Further characterization of maternal-effect mutations and more generally, the maternal contribution necessary for normal development, will likely yield important insights into problems of reproduction and infertility. Several promising oocyte-based methodologies in reproductive biology and other biomedical applications are dependent on maternal factors, including nuclear transfer during animal cloning and the generation of specific embryonic stem cell lines. In addition, as we gain more knowledge about maternally-driven processes in a variety of model systems, interspecies comparison will reveal not only the similarities in these systems, but also their differences. This will in turn be instrumental for our understanding of zygotic barriers important in animal speciation during the process of evolution, as well serve to illustrate the variables important for successful interspecies nuclear transfer technologies applied to the conservation of endangered species. In the future, it will be of high interest to observe how advances in our understanding of the basic biology of the maternal to zygotic transition in the animal embryo may result in the development of corresponding applications in reproductive biology.
Table 1.
Zebrafish maternal-effect mutations discussed in this manuscript.

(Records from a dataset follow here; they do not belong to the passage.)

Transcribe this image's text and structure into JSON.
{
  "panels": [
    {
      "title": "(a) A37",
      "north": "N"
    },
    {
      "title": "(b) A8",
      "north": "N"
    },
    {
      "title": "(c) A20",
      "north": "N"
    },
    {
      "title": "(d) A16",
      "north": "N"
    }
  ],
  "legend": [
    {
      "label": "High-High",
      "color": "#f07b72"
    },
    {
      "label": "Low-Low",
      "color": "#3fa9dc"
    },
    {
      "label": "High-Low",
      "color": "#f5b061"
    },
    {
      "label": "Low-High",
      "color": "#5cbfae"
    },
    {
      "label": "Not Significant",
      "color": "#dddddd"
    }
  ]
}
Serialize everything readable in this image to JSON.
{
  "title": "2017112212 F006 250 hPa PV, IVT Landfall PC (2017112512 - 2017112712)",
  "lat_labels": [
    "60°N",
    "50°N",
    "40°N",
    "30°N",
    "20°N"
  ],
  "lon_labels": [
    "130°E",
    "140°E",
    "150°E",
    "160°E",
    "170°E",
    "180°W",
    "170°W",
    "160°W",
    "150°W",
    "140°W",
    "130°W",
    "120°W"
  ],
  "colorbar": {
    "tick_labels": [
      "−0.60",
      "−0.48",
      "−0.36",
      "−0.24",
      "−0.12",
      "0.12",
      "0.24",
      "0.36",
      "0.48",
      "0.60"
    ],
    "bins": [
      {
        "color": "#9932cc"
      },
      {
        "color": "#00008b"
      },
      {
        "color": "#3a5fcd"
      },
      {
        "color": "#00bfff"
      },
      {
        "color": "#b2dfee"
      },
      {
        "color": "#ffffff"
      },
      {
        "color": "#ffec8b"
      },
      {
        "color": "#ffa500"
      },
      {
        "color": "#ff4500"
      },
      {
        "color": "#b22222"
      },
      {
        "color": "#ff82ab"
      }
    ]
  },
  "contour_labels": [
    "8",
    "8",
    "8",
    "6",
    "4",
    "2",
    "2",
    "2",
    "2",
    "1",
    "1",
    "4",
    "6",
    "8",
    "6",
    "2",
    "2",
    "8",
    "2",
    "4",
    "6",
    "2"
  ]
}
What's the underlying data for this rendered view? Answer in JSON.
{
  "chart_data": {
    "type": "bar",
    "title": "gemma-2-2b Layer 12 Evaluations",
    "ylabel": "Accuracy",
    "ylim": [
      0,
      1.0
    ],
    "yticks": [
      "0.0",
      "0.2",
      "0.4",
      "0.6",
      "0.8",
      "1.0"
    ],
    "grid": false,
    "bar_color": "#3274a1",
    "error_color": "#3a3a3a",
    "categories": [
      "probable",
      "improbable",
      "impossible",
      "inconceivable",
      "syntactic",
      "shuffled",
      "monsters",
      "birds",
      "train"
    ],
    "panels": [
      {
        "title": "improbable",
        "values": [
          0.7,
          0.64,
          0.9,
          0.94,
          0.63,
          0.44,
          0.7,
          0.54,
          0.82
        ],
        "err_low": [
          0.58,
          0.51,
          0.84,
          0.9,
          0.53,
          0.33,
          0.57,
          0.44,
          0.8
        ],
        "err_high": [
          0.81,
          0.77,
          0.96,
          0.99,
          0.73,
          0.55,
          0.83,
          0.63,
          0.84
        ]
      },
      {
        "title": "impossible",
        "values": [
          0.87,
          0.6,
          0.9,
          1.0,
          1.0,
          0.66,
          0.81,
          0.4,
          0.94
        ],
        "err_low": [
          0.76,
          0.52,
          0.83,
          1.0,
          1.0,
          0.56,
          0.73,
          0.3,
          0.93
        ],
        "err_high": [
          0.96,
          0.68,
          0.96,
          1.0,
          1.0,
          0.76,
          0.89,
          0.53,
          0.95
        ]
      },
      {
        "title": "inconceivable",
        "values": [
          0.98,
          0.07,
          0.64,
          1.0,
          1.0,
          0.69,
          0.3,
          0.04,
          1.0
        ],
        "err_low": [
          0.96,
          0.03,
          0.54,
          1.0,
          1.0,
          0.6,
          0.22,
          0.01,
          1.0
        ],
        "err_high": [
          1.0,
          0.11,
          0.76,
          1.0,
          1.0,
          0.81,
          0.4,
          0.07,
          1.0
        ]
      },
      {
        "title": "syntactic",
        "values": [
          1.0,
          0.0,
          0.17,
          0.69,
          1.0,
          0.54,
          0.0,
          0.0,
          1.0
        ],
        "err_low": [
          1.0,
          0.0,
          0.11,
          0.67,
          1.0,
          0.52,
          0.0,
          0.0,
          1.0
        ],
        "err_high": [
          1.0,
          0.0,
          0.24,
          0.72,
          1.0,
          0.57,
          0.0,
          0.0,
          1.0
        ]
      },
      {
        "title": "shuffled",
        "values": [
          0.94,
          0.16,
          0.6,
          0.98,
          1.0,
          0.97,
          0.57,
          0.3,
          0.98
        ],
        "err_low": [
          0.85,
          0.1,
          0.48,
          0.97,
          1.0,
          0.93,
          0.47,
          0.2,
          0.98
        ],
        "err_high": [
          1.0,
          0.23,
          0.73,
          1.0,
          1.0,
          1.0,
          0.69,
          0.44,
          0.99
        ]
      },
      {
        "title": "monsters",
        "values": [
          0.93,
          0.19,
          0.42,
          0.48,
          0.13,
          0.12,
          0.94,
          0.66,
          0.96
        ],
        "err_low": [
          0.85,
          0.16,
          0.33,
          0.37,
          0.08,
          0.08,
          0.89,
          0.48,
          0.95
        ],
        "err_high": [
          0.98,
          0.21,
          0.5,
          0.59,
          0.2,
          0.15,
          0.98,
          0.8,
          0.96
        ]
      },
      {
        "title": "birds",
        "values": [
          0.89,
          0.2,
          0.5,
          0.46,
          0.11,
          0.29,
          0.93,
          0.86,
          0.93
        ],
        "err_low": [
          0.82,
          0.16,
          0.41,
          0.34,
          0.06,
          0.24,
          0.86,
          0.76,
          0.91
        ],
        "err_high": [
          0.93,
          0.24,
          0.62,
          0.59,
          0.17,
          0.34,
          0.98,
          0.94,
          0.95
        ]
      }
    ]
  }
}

General Category | Zebrafish Genes | Process Affected | References | Homologues |
---|---|---|---|---|
Oogenesis | bucky ball | Balbiani body & germ plasm assembly, oocyte polarity | Dosch et al. 2004, Marlow et al. 2008, Bontems et al. 2009 | Homologues of bucky ball are found in many vertebrates, including chick, human, & frog (Bontems et al. 2009) |
Egg activation/fertilization | jump start p11cv | Cortical granule release, egg morphological changes, cytoplasmic segregation to blastodisc | Dosch et al. 2004 | Molecular identity unknown |
emulsion dp14nb | Cytoplasmic segregation to blastodisc | Dosch et al. 2004 | Molecular identity unknown | |
claustro | Expansion of chorionic membrane | Pelegri et al. 2004 | Molecular identity unknown | |
futile cycle | Pronuclear congression, spindle formation | Dekens et al. 2003, Pelegri et al. 2004 | Molecular identity unknown | |
Cytokinesis | cellular atoll | Centriole duplication | Dosch et al. 2004, Yabe et al. 2007 | Homologues of cellular atol/sas6 have been studied in human cell lines (Dammermann et al. 2004, Leidel et al. 2005, Strnad et al. 2007), mouse epithethial cells (Vladar and Stearns 2007), as well as in several invertebrate systems (Dammermann et al. 2004, Peel et al. 2007) |
acytokinesis | Cleavage furrow initiation | Kishimoto et al. 2004 | Molecular identity unknown | |
cellular island | Cleavage furrow completion | Dosch et al. 2004, Yabe et al. 2009 | Homologues of cellular island/aurora kinase B are found in vertebrates, flies, worms, & yeast (reviewed in Carmena and Earnshaw 2003; see also Terada et al. 1998, Murata-Hori et al. 2002) | |
nebel | Cleavage furrow maturation and organization | Pelegri et al. 1999, 2004 | Molecular identity unknown | |
aura | Cleavage furrow maturation | Pelegri et al. 2004 | Molecular identity unknown |
Acknowledgments
We thank members of our laboratory for discussions and apologize to scientists whose work we have not cited due to restricted space. R.L. was partially supported by a Predoctoral Fellowship from the National Science Foundation, and work in the Pelegri laboratory is funded by grant RO1GM65303 from the National Institutes of Health.